The combination EmulatedBitIntegers.jl + PackedStructs.jl is somewhat related to the type PackedVector from SmallCollections.jl. See my post in the thread for EmulatedBitIntegers.jl.

We haven’t used it for use cases where an external bit layout with specified internal padding needs to be used. We are using it to increase performance and save memory in optimized data structures without compromising on readability.

However, I agree that it is useful and just pushed it as v0.3.1. You can now write

@packed struct Frame
    a::UInt1
    b::UInt1
    _::Pad{5}
    c::UInt1
    d::Int8
end

Thanks for the trigger, @Sukera!

Ah, it seems you’ve misunderstood me - I was referring to type annotations like this:

struct Foo
    A::Int8
    B::Int64
end

@packed struct Bar
    C::Int7
    D::Foo
end

Is this also supported, and how are you dealing with the internal padding in Foo if it is? This is the main reason why I haven’t added a generic type annotation feature to FieldFlags.jl :slight_smile:

I deliberately let this unspecified. Currently, there is no reordering or merging done in these cases. Instead padding is always added at the end of one “group” as it is done natively in Julia (which you can observe in Foo). So the memory layout for both types is the following:


If you want to have a guaranteed layout, you can use Pad. Otherwise, the defaults and therefore the layout might change in the future. If you want to optimize the layout across data types, you currently need to do this yourself. I am not yet sure how the best tradeoff looks like here. On the one hand, Julia promises a C compatible memory layout. On the other hand a Rust-like approach of reordering types for best performance while semantically not changing anything for the user also seems to be attractive.

What do you mean by this, what is a group? I thought @packed would remove padding, unless explicitly specified - or does it only pack the special types from BitIntegers.jl?

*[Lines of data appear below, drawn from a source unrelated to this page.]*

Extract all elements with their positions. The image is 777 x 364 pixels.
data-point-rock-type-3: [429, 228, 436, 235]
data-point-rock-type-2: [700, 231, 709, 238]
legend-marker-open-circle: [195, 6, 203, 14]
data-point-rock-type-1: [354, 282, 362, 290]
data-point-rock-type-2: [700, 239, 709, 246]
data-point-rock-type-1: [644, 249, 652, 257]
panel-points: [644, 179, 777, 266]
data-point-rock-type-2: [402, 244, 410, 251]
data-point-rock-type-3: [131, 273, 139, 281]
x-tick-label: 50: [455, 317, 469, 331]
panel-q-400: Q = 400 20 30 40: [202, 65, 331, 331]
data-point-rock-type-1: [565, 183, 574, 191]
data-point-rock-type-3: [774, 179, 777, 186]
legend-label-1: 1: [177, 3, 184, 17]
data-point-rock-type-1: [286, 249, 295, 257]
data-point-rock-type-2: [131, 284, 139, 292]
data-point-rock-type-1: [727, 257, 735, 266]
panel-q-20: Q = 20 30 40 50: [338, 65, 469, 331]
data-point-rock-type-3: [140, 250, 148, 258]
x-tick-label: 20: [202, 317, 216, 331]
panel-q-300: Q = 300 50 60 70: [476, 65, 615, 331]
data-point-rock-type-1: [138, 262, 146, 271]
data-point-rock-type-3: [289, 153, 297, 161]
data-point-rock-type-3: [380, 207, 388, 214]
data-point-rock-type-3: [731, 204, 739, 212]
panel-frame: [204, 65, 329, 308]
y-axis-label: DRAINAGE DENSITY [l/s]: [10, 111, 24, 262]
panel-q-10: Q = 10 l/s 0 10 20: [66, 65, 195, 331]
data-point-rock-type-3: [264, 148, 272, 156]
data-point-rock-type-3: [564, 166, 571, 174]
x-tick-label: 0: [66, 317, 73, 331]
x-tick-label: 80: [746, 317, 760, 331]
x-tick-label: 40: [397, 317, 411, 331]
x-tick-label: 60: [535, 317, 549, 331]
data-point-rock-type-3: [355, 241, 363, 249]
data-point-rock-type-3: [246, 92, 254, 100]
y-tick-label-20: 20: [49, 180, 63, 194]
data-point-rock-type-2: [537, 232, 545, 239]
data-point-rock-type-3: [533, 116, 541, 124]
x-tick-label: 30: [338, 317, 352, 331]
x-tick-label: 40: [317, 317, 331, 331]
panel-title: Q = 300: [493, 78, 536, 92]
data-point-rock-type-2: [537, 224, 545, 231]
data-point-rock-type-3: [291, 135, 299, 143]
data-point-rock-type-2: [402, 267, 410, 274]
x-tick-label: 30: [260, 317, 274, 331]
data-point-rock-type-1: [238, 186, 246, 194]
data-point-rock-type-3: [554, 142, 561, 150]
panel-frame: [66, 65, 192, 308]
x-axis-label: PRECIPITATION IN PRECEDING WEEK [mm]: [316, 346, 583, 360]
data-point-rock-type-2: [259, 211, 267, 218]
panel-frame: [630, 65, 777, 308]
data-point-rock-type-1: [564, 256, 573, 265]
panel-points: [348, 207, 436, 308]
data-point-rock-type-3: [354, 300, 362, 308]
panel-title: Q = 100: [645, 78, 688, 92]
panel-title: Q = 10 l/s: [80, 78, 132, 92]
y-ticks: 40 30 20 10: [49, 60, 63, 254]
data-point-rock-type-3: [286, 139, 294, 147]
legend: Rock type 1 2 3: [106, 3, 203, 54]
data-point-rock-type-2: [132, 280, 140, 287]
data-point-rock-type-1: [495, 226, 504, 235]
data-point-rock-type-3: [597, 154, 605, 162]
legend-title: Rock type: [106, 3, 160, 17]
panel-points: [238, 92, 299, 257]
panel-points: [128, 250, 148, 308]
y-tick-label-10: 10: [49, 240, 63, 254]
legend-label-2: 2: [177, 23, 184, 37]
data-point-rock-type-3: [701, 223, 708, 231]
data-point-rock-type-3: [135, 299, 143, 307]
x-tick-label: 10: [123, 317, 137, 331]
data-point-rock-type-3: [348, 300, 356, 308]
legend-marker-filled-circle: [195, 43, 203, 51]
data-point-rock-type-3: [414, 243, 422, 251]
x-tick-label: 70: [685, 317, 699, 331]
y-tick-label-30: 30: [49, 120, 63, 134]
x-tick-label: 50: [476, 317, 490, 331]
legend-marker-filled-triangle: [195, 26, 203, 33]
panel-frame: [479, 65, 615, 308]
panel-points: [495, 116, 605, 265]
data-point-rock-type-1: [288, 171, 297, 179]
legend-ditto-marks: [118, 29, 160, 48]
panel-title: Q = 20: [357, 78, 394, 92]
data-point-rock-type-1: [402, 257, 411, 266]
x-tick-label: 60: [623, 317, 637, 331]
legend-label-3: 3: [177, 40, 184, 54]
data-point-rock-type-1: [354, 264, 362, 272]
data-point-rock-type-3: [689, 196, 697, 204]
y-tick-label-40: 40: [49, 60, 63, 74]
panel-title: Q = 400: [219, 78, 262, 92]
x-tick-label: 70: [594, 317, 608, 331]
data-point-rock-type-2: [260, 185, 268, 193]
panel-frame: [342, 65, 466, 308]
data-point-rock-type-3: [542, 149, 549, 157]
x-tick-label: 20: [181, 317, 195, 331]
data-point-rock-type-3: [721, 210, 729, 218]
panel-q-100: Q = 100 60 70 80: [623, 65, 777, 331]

Internally, PackedStructs.jl groups fields together to fit into a native type. This is using an optimization algorithm, which I think always finds an optimum solution (but I lack the proof). The reason is that only then there is hardly any performance difference. You can check the source to learn about the optimization problem if you are interested in the details.

It only packs what agrees to the pack interface. The pack interface is already defined for some types (EmulatedBitIntegers, regular integer, isbits structs), however, Foo is not a @packed struct and does not override the default pack interface and therefore sticks to a C-compatible memory layout. This means that Foo must have 7 bytes of padding between the two fields and it must be aligned on a memory address dividable by 8.
Therefore, Bar, although being a packed struct can’t pack anything in this case without reordering fields.

As written, it might make sense to have something like @crammed struct which does not stick to a C-compatible memory layout giving the optimization much more degrees of freedom by reordering fields.